Thursday, January 20, 2011

Gillard warns of cutbacks and flood levy

Prime Minister Julia Gillard has warned that the economic impact from the flooding in Queensland could result in both spending cutbacks and a flood levy.

"This is going to require some difficult decisions, spending cutbacks and there may even a levy," Ms Gillard said on ABC's 7.30 Report.

"We are obviously working on those decisions now as we work with our Queensland colleagues to clarify the bill for infrastructure rebuilding.

"At the same time we're seeing floodwaters in Victoria. They're right in the midst of battling those floodwaters and there may well be infrastructure rebuilding that needs to be done after those floodwaters recede."

The prime minister also said there was a significant difference between the impact of the current Queensland floods and those of 1974.

"What we've got to remember is that in 1974 Queensland was a far smaller part of our national economy than it is now - around 14 per cent then, around 19 per cent now," she said.

"And Queensland contributes about 25 per cent of our exports, so a flood crisis in Queensland has major economic impacts around the nation."

Ms Gillard said the damage bill for rebuilding infrastructure would not be known until the floodwaters subside and the full impact was revealed.

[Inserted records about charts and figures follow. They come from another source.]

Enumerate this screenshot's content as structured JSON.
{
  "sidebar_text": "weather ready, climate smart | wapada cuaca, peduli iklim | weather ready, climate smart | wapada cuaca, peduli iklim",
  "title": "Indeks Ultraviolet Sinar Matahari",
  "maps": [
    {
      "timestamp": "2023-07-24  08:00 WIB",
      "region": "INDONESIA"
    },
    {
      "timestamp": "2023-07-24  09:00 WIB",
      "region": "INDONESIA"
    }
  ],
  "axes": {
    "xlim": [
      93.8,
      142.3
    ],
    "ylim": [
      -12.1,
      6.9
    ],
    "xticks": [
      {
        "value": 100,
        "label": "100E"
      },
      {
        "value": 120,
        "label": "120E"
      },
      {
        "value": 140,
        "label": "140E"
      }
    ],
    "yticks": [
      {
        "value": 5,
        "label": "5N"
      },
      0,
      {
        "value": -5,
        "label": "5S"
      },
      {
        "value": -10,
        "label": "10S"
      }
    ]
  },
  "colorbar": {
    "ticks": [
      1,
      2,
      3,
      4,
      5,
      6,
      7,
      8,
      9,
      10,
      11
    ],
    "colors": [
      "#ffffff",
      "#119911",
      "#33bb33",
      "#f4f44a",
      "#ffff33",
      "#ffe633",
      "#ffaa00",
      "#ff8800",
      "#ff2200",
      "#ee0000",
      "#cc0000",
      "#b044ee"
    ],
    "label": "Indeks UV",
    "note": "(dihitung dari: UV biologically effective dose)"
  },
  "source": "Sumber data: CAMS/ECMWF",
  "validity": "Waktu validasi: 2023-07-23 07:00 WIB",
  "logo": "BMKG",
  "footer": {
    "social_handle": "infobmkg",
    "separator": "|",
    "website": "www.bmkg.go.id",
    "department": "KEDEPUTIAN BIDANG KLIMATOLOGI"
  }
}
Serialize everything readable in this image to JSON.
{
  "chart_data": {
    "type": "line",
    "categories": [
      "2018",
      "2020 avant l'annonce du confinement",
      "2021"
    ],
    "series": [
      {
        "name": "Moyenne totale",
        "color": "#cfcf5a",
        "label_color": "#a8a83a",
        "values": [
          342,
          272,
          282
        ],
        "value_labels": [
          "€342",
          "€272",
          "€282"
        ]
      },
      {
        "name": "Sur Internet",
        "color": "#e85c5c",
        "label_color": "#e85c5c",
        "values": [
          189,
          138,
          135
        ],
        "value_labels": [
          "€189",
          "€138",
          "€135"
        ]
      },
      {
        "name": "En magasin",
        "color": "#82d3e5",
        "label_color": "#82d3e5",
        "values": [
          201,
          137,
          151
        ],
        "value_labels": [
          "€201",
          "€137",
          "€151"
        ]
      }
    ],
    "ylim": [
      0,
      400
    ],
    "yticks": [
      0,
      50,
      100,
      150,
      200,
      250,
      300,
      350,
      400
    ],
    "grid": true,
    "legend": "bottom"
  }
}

She also defended the decision for a planned budget surplus in 2012-13, saying the economy would be "running hot" then and it's the right time to save for the future.

"We've got to remember our economy is strong with a large pipeline of investment coming though," Ms Gillard said.

"It's the right way to have our budget position given where our economy will be at that time.

"Let's remember, we came out of the global financial crisis strong - an economy that was running or tending to run close to full capacity - that the right thing to be doing in those circumstances is to have a budget surplus. That's why we had determined to bring the budget to surplus in 2012-13."

The prime minister also defended her decision not to scrap the national broadband network, explaining that it would be "an investment which will end up earning interest money for the taxpayers".

Ms Gillard also said that she, Treasurer Wayne Swan and Assistant Treasurer Bill Shorten had been meeting with representatives from the insurance industry, asking them to show the same "spirit of generosity" in this flood crisis that they had seen from the Australian people.

"Our economy is strong and we will get through this by pulling together, the same way we got through the global financial crisis - by pulling together," she said.


Wednesday, January 5, 2011

2010: Queensland's wettest year on record

It's official: 2010 was Queensland's wettest year on record, according to the Bureau of Meteorology.

In its Annual Climate Summary released today, the Bureau of Meteorology said "exceptional" weather saw the state's average rainfall nearly double that of a normal year.

Queensland also had its wettest spring on record, as well as wettest September and December, while every month from August to December ranked in their respective top 10s.

Climate services manager Jeff Fabburg said if the state had not had such a wet spring it might have been saved from the devastating floods of the past month.

"Having all that rain early, then going into the summer period – and the highest rainfall is traditionally January and February – that's topped up everything to the point where a lot of it is going into run off," he said.

The average annual rainfall across the state was 1109.73 millimetres in 2010, exceeding the previous record of 1103.77 millimetres in 1950. Records began in 1900.

The long term average, taken from 1961-1990, is 623.34 millimetres.

Australia-wide, it was the third wettest year on record, with the mean rainfall total of 690 millimetres well above the long-term average of 465 millimetres.

Some 77 recording stations around the state had record rainfall in 2010.

Some areas of the tropical east coast, between Cooktown and Yeppoon and along the southern Gulf of Carpentaria coast, recorded more than 1200 millimetres of rain above the long-term average.

The wettest place overall in Queensland last year was Bellenden Ker Top Station with more than 12 metres of rain - 12,438.4 millimetres - followed by Babinda Post Office with 6893.6 millimetres.

Temperatures for the year were unusually cool during the day, but unusually warm at night.

The Bureau said extensive cloud cover associated with the high rainfall had a marked effect on moderating temperatures.

The coldest night was at Oakey with -6 degrees on June 28, and the three hottest days were recorded at Birdsville Airport, with the peak at 45.4 degrees on January 24.

Overall, it was Australia's coolest year since 2001, but the mean temperature was still above average at 22 degrees, 0.19 degrees above the 1961 - 1990 average.

It was the eighth-warmest year on record for minimum temperatures.

Mr Fabburg said the La Nina ocean system, the main cause of widespread flooding and heavy rain in 2010, was expected to continue for at least the first quarter of 2011.

But hot, dry weather may return later in the year if an El Nino system takes over.

"What happens after the La Nina ends is the real question," he said.

"Probability wise there is a 40 per cent chance of this La Nina going into an El Nino and a 50 per cent chance of this La Nina going into another La Nina."